Crumble. My vet asked me to care for this young ginger cat. He’d been run over and left  for dead, lying in the gutter by the side of a road.  Someone stopped and saw the cat was alive. As a result of the accident, Crumble was left partially sighted, epileptic and with a damaged brain that was a few seconds behind the rest of the world.  His world was me and the peace of the cottage. For eleven years he was my inseparable, cheeky chum, full of fun, and I stayed by his side til the end.   

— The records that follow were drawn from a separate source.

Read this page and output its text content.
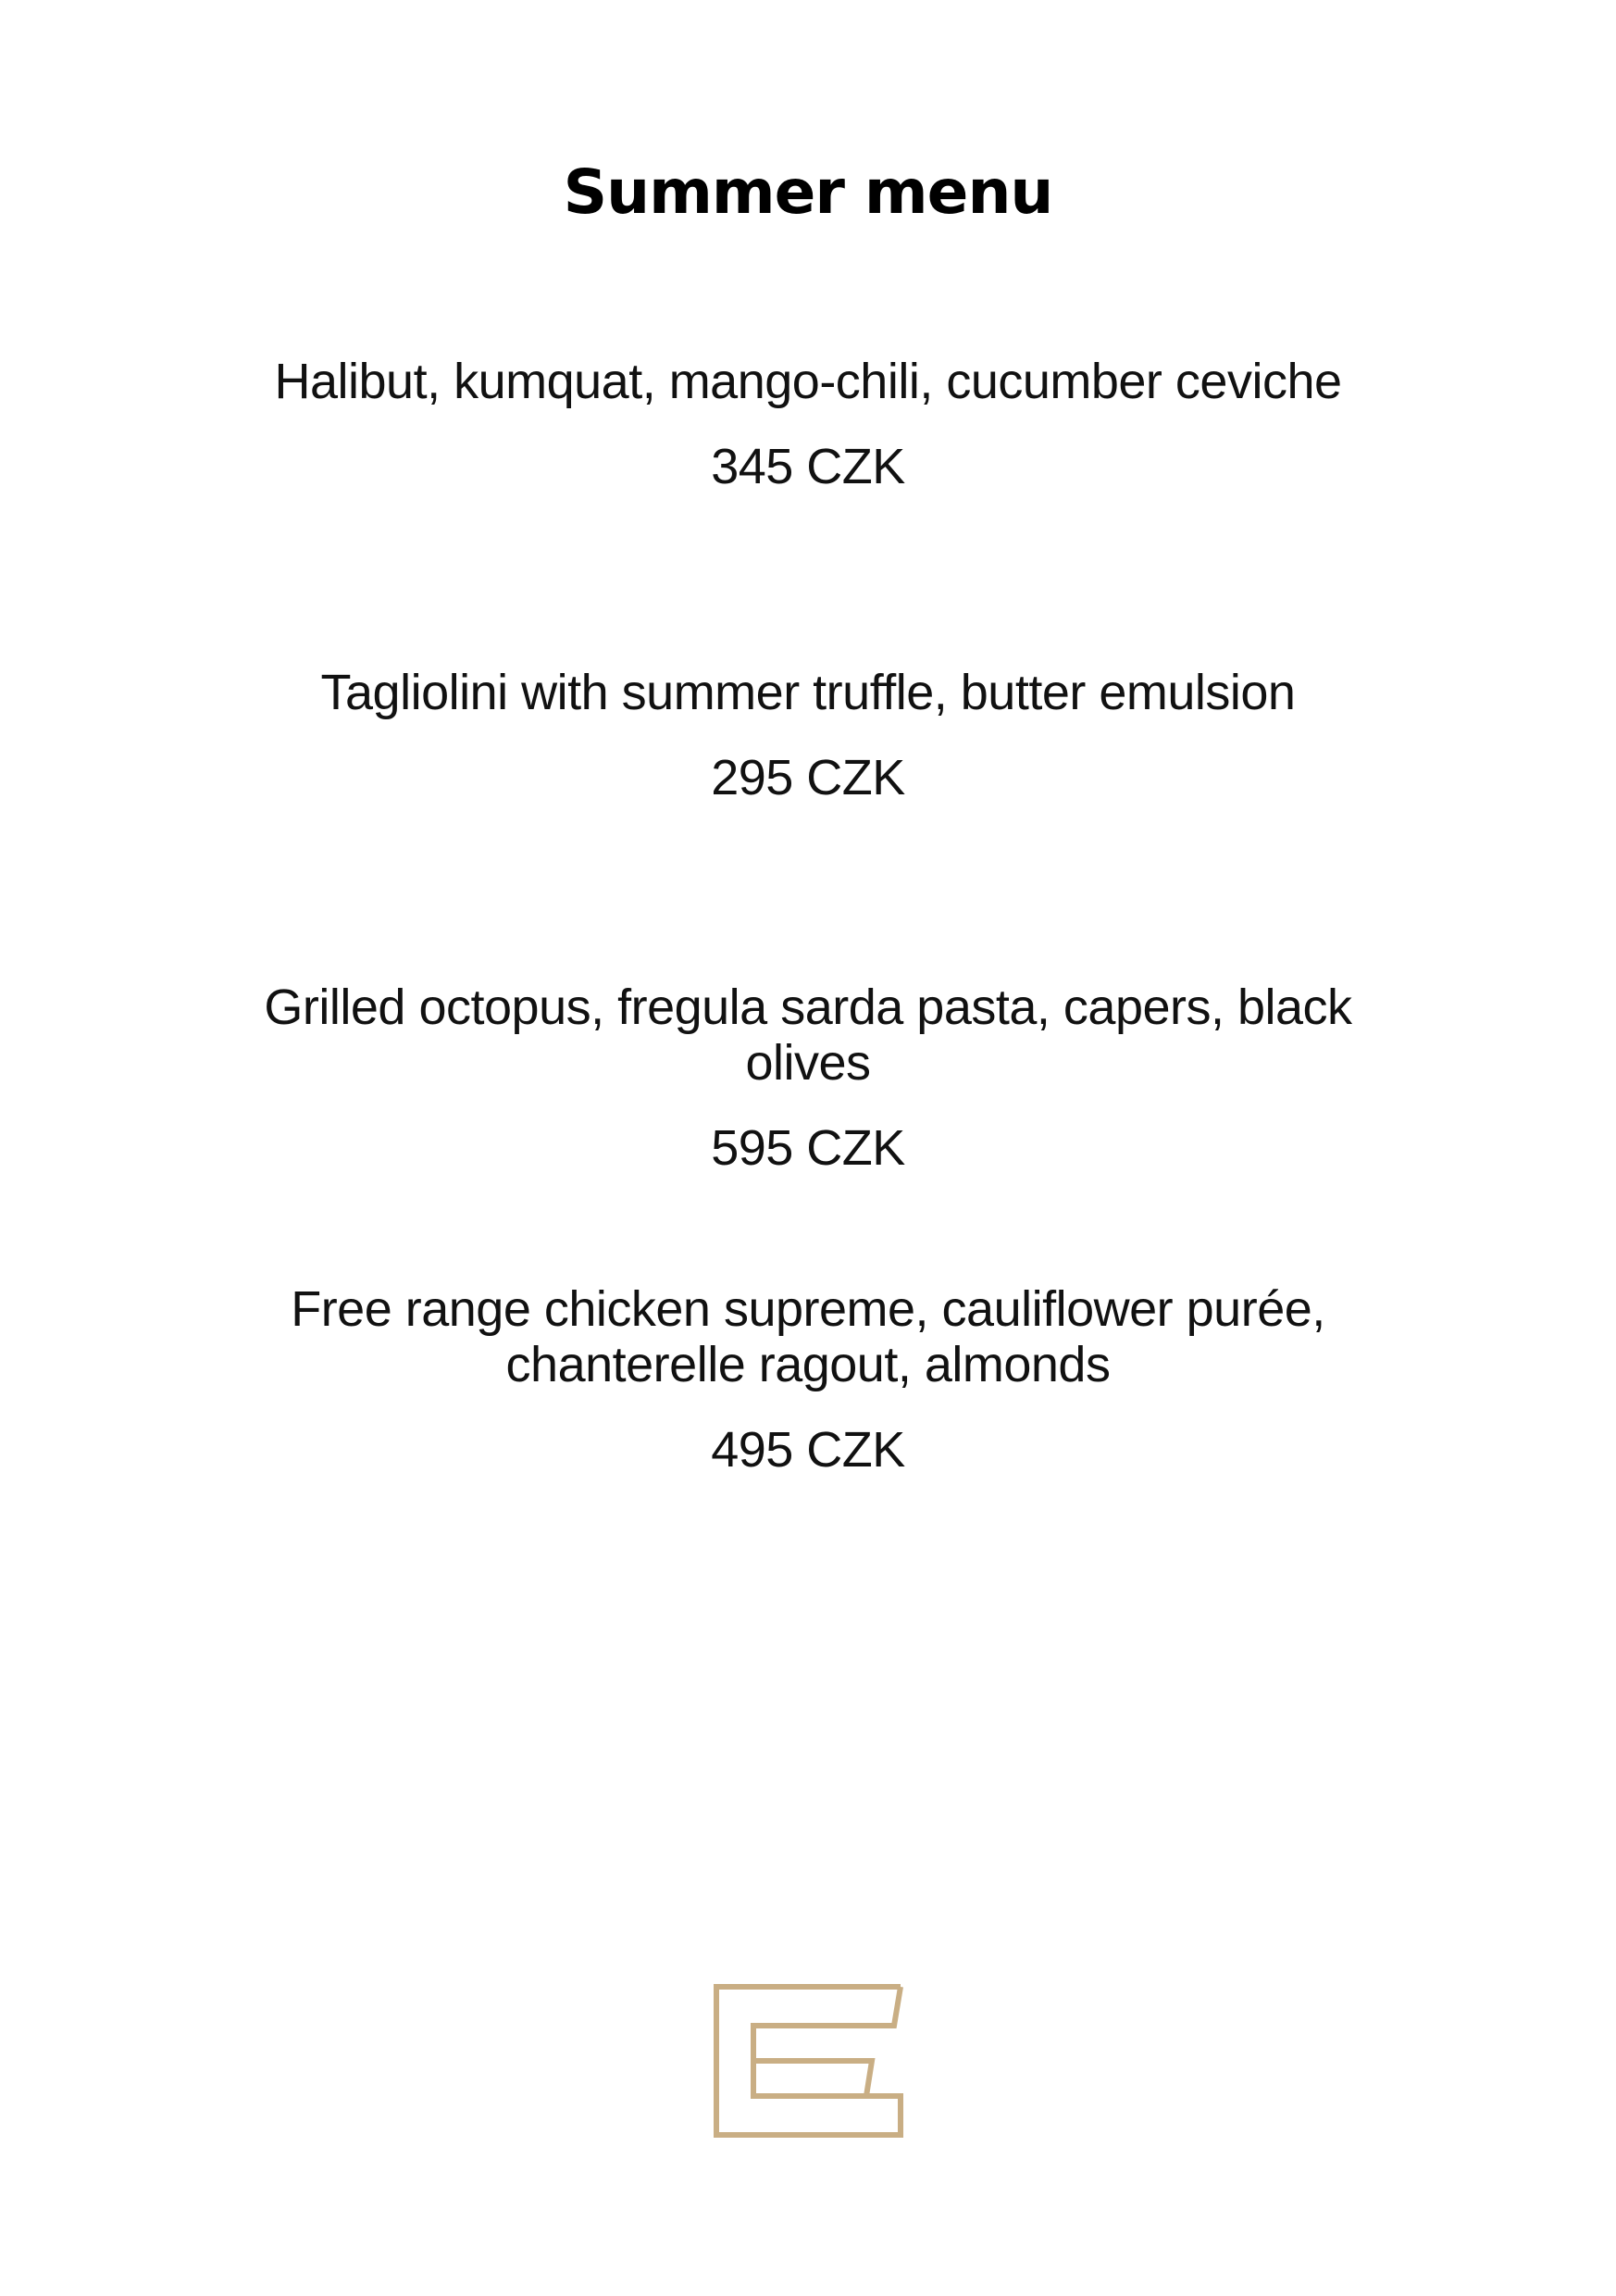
Summer menu
Halibut, kumquat, mango-chili, cucumber ceviche
345 CZK
Tagliolini with summer truffle, butter emulsion
295 CZK
Grilled octopus, fregula sarda pasta, capers, black olives
595 CZK
Free range chicken supreme, cauliflower purée, chanterelle ragout, almonds
495 CZK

Maisie.  Someone with a heart of stone put  an elderly, epileptic cat in a box, taped it up and dumped it on waste ground.  A dog walker found Maisie trying to claw her way out of the box and her sad plight featured on the front page of the local paper. The photo captured her toothless smile,  her squint and her pretty torty coat and she joined me and Crumble to share our home.  Trusting,  old  Maisie very much enjoyed what was to be the last year of her life, sleeping by the fire and snoozing in the flower beds.  A honeysuckle on her grave flowers in her memory. 

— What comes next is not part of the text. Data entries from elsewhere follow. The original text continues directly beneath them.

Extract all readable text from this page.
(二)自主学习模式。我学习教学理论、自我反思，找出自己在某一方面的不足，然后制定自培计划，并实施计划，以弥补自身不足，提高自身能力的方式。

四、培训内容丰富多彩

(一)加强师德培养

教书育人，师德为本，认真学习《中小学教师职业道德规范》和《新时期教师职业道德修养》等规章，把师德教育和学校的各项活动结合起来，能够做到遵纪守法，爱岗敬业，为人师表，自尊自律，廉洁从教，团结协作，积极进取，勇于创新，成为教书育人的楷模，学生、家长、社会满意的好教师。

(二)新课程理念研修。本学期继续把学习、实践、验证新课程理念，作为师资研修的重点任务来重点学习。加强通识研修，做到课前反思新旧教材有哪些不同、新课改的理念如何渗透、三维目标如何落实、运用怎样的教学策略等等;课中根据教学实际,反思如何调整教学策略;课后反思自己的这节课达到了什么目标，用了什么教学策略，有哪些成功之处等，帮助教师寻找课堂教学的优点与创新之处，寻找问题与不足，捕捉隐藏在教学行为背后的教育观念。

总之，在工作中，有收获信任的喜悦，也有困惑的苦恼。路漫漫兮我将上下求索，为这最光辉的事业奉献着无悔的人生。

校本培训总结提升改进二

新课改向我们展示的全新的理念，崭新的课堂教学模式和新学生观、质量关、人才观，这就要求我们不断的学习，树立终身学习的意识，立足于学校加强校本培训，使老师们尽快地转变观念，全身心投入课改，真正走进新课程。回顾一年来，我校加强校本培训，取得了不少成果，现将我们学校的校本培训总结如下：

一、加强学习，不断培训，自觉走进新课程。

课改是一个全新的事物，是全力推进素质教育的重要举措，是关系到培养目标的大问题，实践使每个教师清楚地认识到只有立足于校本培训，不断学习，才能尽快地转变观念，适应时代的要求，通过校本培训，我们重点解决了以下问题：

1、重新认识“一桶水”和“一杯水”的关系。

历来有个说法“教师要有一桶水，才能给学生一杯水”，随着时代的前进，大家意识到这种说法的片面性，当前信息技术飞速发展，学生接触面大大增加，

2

Algie. He was scheduled to be put down by a rescue, as no- one had shown any interest in adopting a withdrawn, black cat.  I took him away from that hopeless place and Algie quickly made himself comfortable on the sofa and the bed.  It was wonderful to see him blossom into a confident, playful and contented pet.   He  took every day as a new adventure.  I was lucky to have found Algie but so disappointed to lose this special cat to stomach cancer after just two years together. He was only about 4 years’ old and I wish he could have lived for longer.

Biggles. An eight week old ginger and white kitten with huge ears, playing in a pen at a rescue shelter and booked in for euthanasia because his front leg was fractured. Into my cat basket he hopped, he charged round the house, up and down stairs, up and down curtains, up and down trees, swinging his  crooked leg out at a jaunty angle.  Biggles and Algie  quickly became firm friends, both enjoying the lives they deserved.  Biggles was bereft when Algie passed away.  Nine short years later, curled up in my arms, my Biggles died of bone cancer. Memories of the life of this joyful cat are precious.  

 

 

 

 

 

 

 

Daisy.  Just a kitten when she was thrown out of an upstairs window by drug dealers and then removed from danger by watchful neighbours. The abuse she suffered as  a kitten left her defensive, difficult to handle and wary of people. The sociable Biggles loved his pal  DaisyThe independent Daisy tolerated Biggles.   He was reluctant to come inside from the garden until she returned from her daily travels;  a constant friend, sitting on the garden path to greet her.  And for several weeks following his death, Daisy  waited on the path for Biggles to come home, not understanding that she and I would never see him again.   For the next five years, we forged an affectionate alliance on her terms.  A brave, reckless, small, fat friend.  One afternoon in April 2016, as the spring sun emerged from behind a hail storm,   I stroked her head as Daisy died quietly of liver cancer. She lies next to Biggles,  by the side of the garden path. 

Teddy.  A middle-aged grey cat, scabby and shabby  with a chronic flea allergy and arthritis.  She was straying for over a year on the streets of an inner city suburb.  A rescue picked her up but, six months later,  this  undemanding cat was still waiting for a new owner. My home had a gap and, in June 2016,  good-natured Teddy made it her home too.  My vet removed all of her decaying teeth to heal her bleeding gums; at last she was free from pain. I named her Teddy because she looks like a cuddly toy,  with her soft, crinkly fur and green button eyes. Clearly she was much loved once, then lost , and now loved again. She  enjoys the simple things in life -sleeping with her paw in my hand, snacking from a full food bowl, playing with string and curling up her warm bed for a mid day nap.  

 

 

 

 

 

 

Daisy, leaping off a roof. Without a parachute.